As you can see, you can definitely run a decent Nested ESXi environment within VMC and depending on your use case, you may only need the vSphere layer (ESXi and vCenter Server). For example, if you wanted to build some vSphere Automation using the vSphere API and you simply just need a test environment, then you probably do not care about running workloads. You might want to deploy other VMware products within VMC, just like you would for an on-prem environment for integration testing, this should work as long as you do not require administrative privileges to the VMC SDDC, YMMV as this is not something I have tested. I am curious for folks wanting to run Nested ESXi on VMC, what are some of the reasons for wanting this?

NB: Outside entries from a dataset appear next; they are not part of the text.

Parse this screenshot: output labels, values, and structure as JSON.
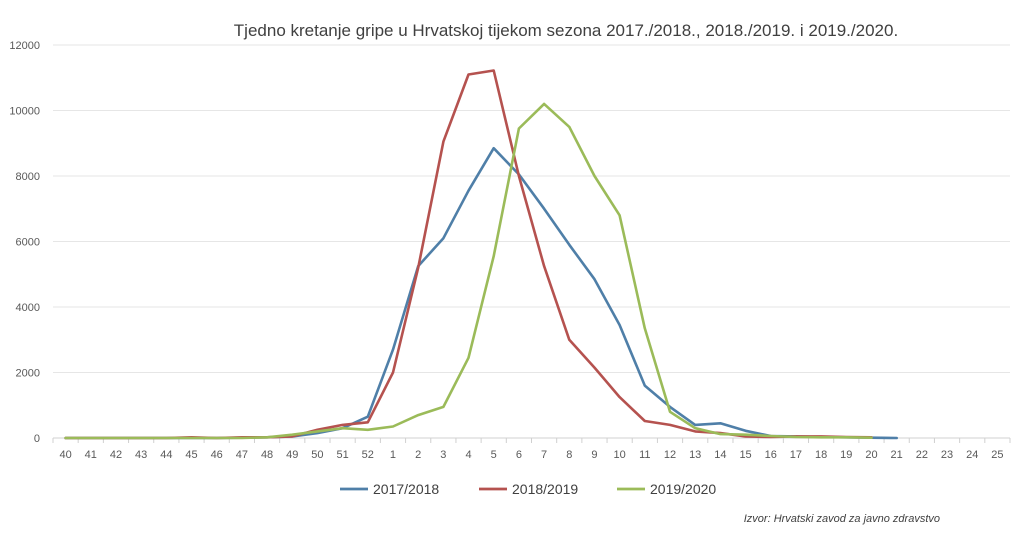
{
  "chart_data": {
    "type": "line",
    "title": "Tjedno kretanje gripe u Hrvatskoj tijekom sezona 2017./2018., 2018./2019. i 2019./2020.",
    "xlabel": "",
    "ylabel": "",
    "ylim": [
      0,
      12000
    ],
    "yticks": [
      "0",
      "2000",
      "4000",
      "6000",
      "8000",
      "10000",
      "12000"
    ],
    "categories": [
      "40",
      "41",
      "42",
      "43",
      "44",
      "45",
      "46",
      "47",
      "48",
      "49",
      "50",
      "51",
      "52",
      "1",
      "2",
      "3",
      "4",
      "5",
      "6",
      "7",
      "8",
      "9",
      "10",
      "11",
      "12",
      "13",
      "14",
      "15",
      "16",
      "17",
      "18",
      "19",
      "20",
      "21",
      "22",
      "23",
      "24",
      "25"
    ],
    "grid": true,
    "legend_position": "bottom",
    "series": [
      {
        "name": "2017/2018",
        "color": "#4f7fa8",
        "values": [
          0,
          0,
          0,
          0,
          0,
          0,
          0,
          10,
          20,
          50,
          150,
          300,
          650,
          2700,
          5250,
          6100,
          7550,
          8850,
          8050,
          7000,
          5900,
          4850,
          3450,
          1600,
          950,
          400,
          450,
          220,
          60,
          50,
          30,
          20,
          10,
          0,
          null,
          null,
          null,
          null
        ]
      },
      {
        "name": "2018/2019",
        "color": "#b5524f",
        "values": [
          0,
          0,
          0,
          0,
          0,
          20,
          0,
          20,
          20,
          50,
          250,
          400,
          480,
          2000,
          5200,
          9050,
          11100,
          11220,
          8000,
          5250,
          3000,
          2150,
          1250,
          520,
          400,
          200,
          150,
          50,
          30,
          50,
          50,
          30,
          20,
          null,
          null,
          null,
          null,
          null
        ]
      },
      {
        "name": "2019/2020",
        "color": "#9bbb59",
        "values": [
          0,
          0,
          0,
          0,
          0,
          0,
          0,
          0,
          20,
          100,
          200,
          300,
          250,
          350,
          700,
          950,
          2450,
          5550,
          9450,
          10200,
          9500,
          8000,
          6800,
          3350,
          800,
          300,
          120,
          100,
          60,
          30,
          20,
          20,
          10,
          null,
          null,
          null,
          null,
          null
        ]
      }
    ],
    "source": "Izvor: Hrvatski zavod za javno zdravstvo"
  }
}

Below is one of my NSX-V based SDDC, I have setup a really basic Nested ESXi environment that contains three Nested 6.7 ESXi hosts which are managed by a VCSA 6.7, also running within VMC. The Nested ESXi hosts are connected to an NFS datastore which is provided by a basic Ubuntu Linux VM that I have running in VMC and as you can see, I have a couple of PhotonOS VMs deployed (running on the same ESXi).
Yaroslav says
Hi William, thank you for the blog. You stated that Nested ESXi on VMC can be installed manually via ISO. When I try the install it fails to format the install partition presumably due to "fake" SCSI reservations not being enabled on VMC ESXi hosts. Is there a workaround ?
lamw says
As mentioned in the blog post, the workaround is to use NFS-based solution
JD says
Is there any *technical* reason why promiscuous mode cannot be enabled on the required portgroups so that virtual machines running on top of the nested ESXi hosts have a way to communicate with the outside world?
William Lam says
Hi JD,
1) You wouldn't want the traditional Promiscuous Mode to be enabled due to performance impact, please see https://www.williamlam.com/2014/08/new-vmware-fling-to-improve-networkcpu-performance-when-using-promiscuous-mode-for-nested-esxi.html for more details
2) The impact of Prom. Mode has been solved with the MAC Learning capability that was introduced in vSphere 6.7 for traditional Distributed Virtual Switch, please see https://www.williamlam.com/2018/04/native-mac-learning-in-vsphere-6-7-removes-the-need-for-promiscuous-mode-for-nested-esxi.html for more details
3) In VMC, NSX-T is used and hence the switch is not a VDS but rather the N-VDS and it does have the MAC Learning capability but that's configured within NSX-T Manager itself. The issue here is the feature is only configurable via old NSX Manager API but VMC is using the new NSX-T Policy API which currently does not expose that feature. I'm not aware if there are any plans to expose that but if that is of interests, I recommend reaching out to your local VMware account team to share the feedback.
JD says
Thank you for the quick reply William, much appreciated! Promiscuous mode is a requirement for the solution we are working to implement. We will look to provide this feedback to our Customer Success Manager.